Friday, Nov. 19, 1965

School for a New Creation

Brother, Can You Spare a Dime? is more than a song title to the seminarians and ministers at Chicago's Urban Training Center for Christian Mission. Shortly after they enroll, they take "the plunge." They are sent out with just $8, to live and work for four days in the slums surrounding the center's headquarters on Ashland Avenue. "It's sort of shock treatment," explains the center's director, Episcopal Father James P. Morton. "It puts them in situations where they're forced to listen instead of spouting, as they're used to doing. Scales fall from their eyes."

Plucking scales from churchly eyes is the primary mission of the center, which has earned a reputation as one of the liveliest and most provocative missionary experiments in the U.S. Last month the Ford Foundation paid tribute to its effectiveness with a grant of $600,000, which will be used to set up a new fellowship program for ministers, many of them Negroes from storefront churches of small sects.

God Here & Now. United to Christ, said St. Paul, man becomes "a new creation." The theory behind the center is that the modern city represents a contemporary kind of new creation in which God is acting here and now--and that organized Christianity is ill-prepared to perceive his presence. To give ministers a firsthand knowledge of the inner city's secular forces, the National Council of Churches in 1962 proposed setting up an experimental school. Last fall the center began operations in the parish house of the First Congregational Church, supported by gifts from eleven Protestant churches and grants from several foundations, including the Rockefeller Brothers' Sealantic Fund.

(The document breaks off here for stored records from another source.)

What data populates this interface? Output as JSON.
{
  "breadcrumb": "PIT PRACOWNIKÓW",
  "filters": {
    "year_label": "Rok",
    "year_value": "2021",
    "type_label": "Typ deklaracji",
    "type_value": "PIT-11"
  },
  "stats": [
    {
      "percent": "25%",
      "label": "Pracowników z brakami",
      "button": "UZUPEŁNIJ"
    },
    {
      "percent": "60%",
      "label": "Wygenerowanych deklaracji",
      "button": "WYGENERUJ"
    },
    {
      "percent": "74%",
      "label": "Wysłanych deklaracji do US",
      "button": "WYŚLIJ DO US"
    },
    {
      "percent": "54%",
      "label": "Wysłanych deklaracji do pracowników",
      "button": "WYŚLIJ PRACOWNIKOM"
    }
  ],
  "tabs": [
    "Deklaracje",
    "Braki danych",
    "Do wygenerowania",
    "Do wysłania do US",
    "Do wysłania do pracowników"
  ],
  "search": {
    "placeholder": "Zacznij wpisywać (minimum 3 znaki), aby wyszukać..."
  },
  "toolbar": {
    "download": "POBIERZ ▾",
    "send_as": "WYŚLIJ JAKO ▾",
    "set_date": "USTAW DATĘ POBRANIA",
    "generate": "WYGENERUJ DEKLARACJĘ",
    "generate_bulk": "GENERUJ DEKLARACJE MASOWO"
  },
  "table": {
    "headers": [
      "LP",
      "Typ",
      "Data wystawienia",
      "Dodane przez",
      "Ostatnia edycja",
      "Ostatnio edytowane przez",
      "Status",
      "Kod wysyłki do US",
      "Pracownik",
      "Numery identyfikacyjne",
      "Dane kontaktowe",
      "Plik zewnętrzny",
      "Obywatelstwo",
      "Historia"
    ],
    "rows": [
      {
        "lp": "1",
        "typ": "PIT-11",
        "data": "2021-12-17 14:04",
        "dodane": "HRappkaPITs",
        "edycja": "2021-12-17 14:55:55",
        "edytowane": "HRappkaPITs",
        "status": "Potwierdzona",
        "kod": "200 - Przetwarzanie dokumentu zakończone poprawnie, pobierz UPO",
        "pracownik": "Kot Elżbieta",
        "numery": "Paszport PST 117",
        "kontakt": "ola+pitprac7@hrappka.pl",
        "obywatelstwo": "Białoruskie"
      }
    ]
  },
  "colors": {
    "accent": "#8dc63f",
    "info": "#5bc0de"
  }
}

Ministers can spend from one month to two years at the center dividing their time between involvement and reflection. After the plunge, students spend most of their time working with factory labor, civil rights groups and such community organizations as South Chicago's Woodlawn project. "What we're trying to say to our trainees," says the Rev. J. Archie Hargraves of the center, "is 'look at the real conditions in the city.' " The students also meet for seminars, Bible in hand, trying to relate their experience to their faith as Christians. "We're throwing these guys into new situations which they've got to interpret theologically," says Lutheran Theologian Richard Luecke. "The problem is how to use an ancient text like the Bible in unparalleled new situations. This is what the seminaries can't do."

Servant With a Song. Whether the center can do it any better remains unproved. Some church leaders are critical of what seems to be its blithe as sumption that God endorses everything about the Negro freedom movement, from Martin Luther King's S.C.L.C. to LeRoi Jones (last spring the center's entire staff and student body dropped everything to march at Selma). Moreover, while its 127 trainees have unquestionably been shaken by their experience there, some questions about the center's relevance remain: not all ministers are summoned to be worker-priests, and there is a vital spiritual life in plenty of conventional parishes.

Perhaps the most serious question asked of the center is whether its concentration on a worldly, activist Christianity sacrifices the church's eschatological message for the sake of achieving a goal that might be more efficiently accomplished by secular social workers. Although they concede that they still have more questions than answers about the center's role in a changing society, its directors think that the church does provide something that government cannot: a unique vision of man's right relationship to man under God.

"The church may be a servant," says Morton, who studied theology at Cambridge University and once served on a team ministry along the Jersey City waterfront, "but she is always a servant with a song. The church is present in any place to witness to the truth of the Gospel in that situation. Out of ten agencies at work on some problem, one should be in there with a certain levity, a sense of abandon. That would be the group of Christians."